Gay Song | Ratfink! anuncia seu single mais vulnerável até o momento

O frescor é, em definitivo, o elemento sensorial que domina o cenário desde o primeiro sonar a ser proferido. Junto a ele, porém, a delicadeza se envolve em um interessante traço de melancolia que intriga o espectador, o qual tenta entender a natureza da presença de tal emoção em um ambiente de agradável textura. 

Enquanto a guitarra, no entanto, desenvolve sua performance por meio de um riff ecoante de forma a dar ao ouvinte a perfeita ideia de embriaguez, a música acaba, invariavelmente, enaltecendo a existência de brisas melancólicas em sua atmosfera. A partir daí, o ouvinte percebe que a obra tem, como um todo, uma postura introspectiva pungente que explora, uma vez mais, a ideia de insegurança.

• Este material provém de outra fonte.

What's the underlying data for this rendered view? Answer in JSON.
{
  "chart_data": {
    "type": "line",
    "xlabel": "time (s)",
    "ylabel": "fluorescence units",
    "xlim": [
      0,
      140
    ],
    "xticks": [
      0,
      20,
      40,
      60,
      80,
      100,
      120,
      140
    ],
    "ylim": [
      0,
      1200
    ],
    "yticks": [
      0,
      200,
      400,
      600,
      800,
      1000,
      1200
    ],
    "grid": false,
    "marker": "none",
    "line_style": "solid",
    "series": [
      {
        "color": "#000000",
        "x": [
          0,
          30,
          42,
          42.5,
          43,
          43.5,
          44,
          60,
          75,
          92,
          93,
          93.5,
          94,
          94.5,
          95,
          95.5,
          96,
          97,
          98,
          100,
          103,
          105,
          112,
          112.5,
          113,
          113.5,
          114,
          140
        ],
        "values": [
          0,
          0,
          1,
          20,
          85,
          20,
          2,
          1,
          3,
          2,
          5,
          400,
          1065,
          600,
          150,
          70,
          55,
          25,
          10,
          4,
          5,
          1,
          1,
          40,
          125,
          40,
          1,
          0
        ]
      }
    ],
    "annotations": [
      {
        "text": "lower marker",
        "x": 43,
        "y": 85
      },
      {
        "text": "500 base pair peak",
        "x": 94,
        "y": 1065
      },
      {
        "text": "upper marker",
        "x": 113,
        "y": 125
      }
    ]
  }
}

Quando o enredo lírico passa a, enfim, ser moldado, o responsável por esse processo, uma voz aveludada de nuances aveludadamente adocicadas, despeja sobre o terreno uma naturalidade compassiva que, curiosamente, mascara a sua verdadeira identidade sensorial. Quanto mais evolui o escopo verbal, Ratfink! dá, ao ouvinte, duas ideias. A primeira é a de se tratar de um diálogo tranquilizante focado em terceiros. Já a segunda, mais tocante e pungente, sugere que, cada palavra proferida, vem do inconsciente tentando confortar as angústias de seu possuinte.

Dessa forma, nem mesmo a linearidade estrutural chega a incomodar o espectador. Afinal, é necessária tanta coragem para explorar e tornar público seus próprios demônios que Gay Song oferta um resultado surpreendente. Não é uma canção que pede ajuda. É uma obra que, indiretamente, pede pelo extermínio da intolerância.